Saha dışında sorumluluk benim ama saha içinin tek patronu Fatih Terim'dir" dedi Başkan. Aysal'ın bu yönetim anlayışı çok doğruydu. O sebeple geçen seneki şampiyonlukta saha içine hiçbir yöneticinin inmesine izin vermedi Aysal. Saha içindeki başarıyı saha içindekiler kutlayacaktı. O ortamdan kimi yöneticilerin istifade etmesi yanlıştı ve geçmişte hep bunlar yapılmıştı. Yöneticiler futbolcuların terleri üzerinden kendi PR'larını yapmanın derdine düşmüştü. Aysal bunu engelledi. Saha içi başarı Terim ve talebelerinindi. Yönetim buradan nemalanmaya çalışamazdı.
***
Bu yönetim anlayışının devamındaki ilke ise şuydu: Saha içi, takımı nasıl kuracağı ve oynatacağında tamamen özgürdü ama saha dışındaki başkanlık otoritesine karşı sorumluydu. Yani başarı olduğunda nasıl Terim destekleniyorsa başarısızlıklar geldiğinde de Terim, Başkan'a ve yönetime hesap vermek zorundaydı. Sonuç olarak GS'de seçilmiş irade Başkan'dı ve Terim de Başkan'ın emrinde bir profesyoneldi.
***
İşte kızılca kıyamet burada koptu.
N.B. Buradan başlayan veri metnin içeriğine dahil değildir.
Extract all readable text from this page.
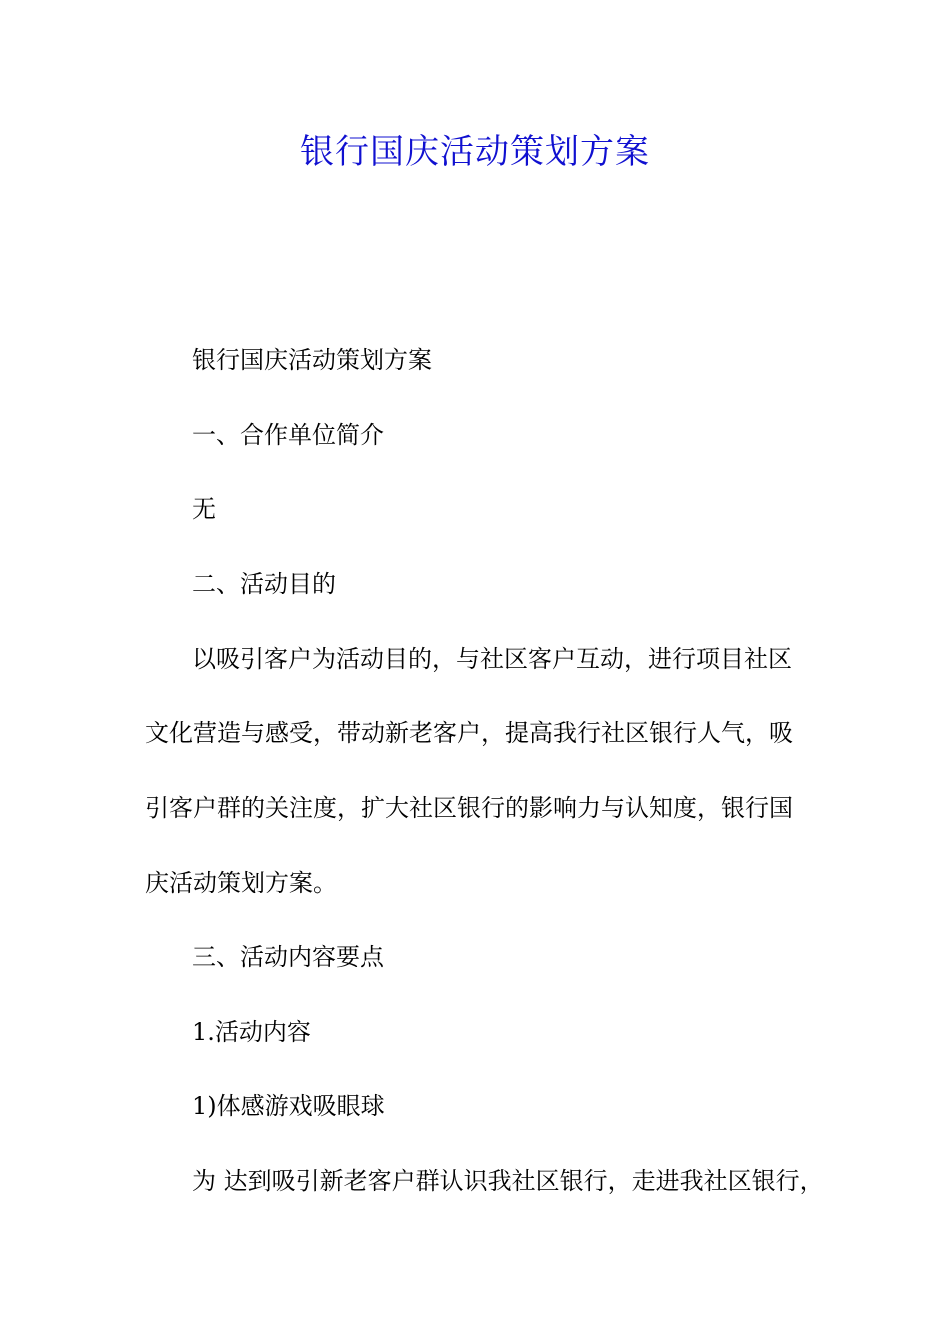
银行国庆活动策划方案

银行国庆活动策划方案

一、合作单位简介

无

二、活动目的

以吸引客户为活动目的，与社区客户互动，进行项目社区

文化营造与感受，带动新老客户，提高我行社区银行人气，吸

引客户群的关注度，扩大社区银行的影响力与认知度，银行国

庆活动策划方案。

三、活动内容要点

1.活动内容

1)体感游戏吸眼球

为 达到吸引新老客户群认识我社区银行，走进我社区银行，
Geçmiş dönemlerde "
Başkanlıktan ayrı ve bağımsız özerk yönetim" tesis etmeye alışmış Fatih Hoca evrensel kriterlere uygun bu yeni durumu hazmedemedi. Terim her zaman kendini GS'nin başına gelip giden başkanların üzerinde gördü. Terim'in zihniyetine göre kendisi hancı, başkanlar yolcu idi. Aysal'ın saha içinde tam yetki veren ama saha dışında da başarısızlık halinde hesap soran yönetim anlayışı Terim'in alışkanlıklarına tersti.
Terim'e hesap sorulamazdı. Terim GS Başkanı tarafından sorgulanamazdı. Hele ki bunu bir yönetici yapmak istesin, Terim o kişiye gününü gösterirdi. İşte şimdi bu dönemin sonuna gelinmiştir.
***
Alacağımız tutumlar kişilere göre değil temel prensiplere göre olmalıdır.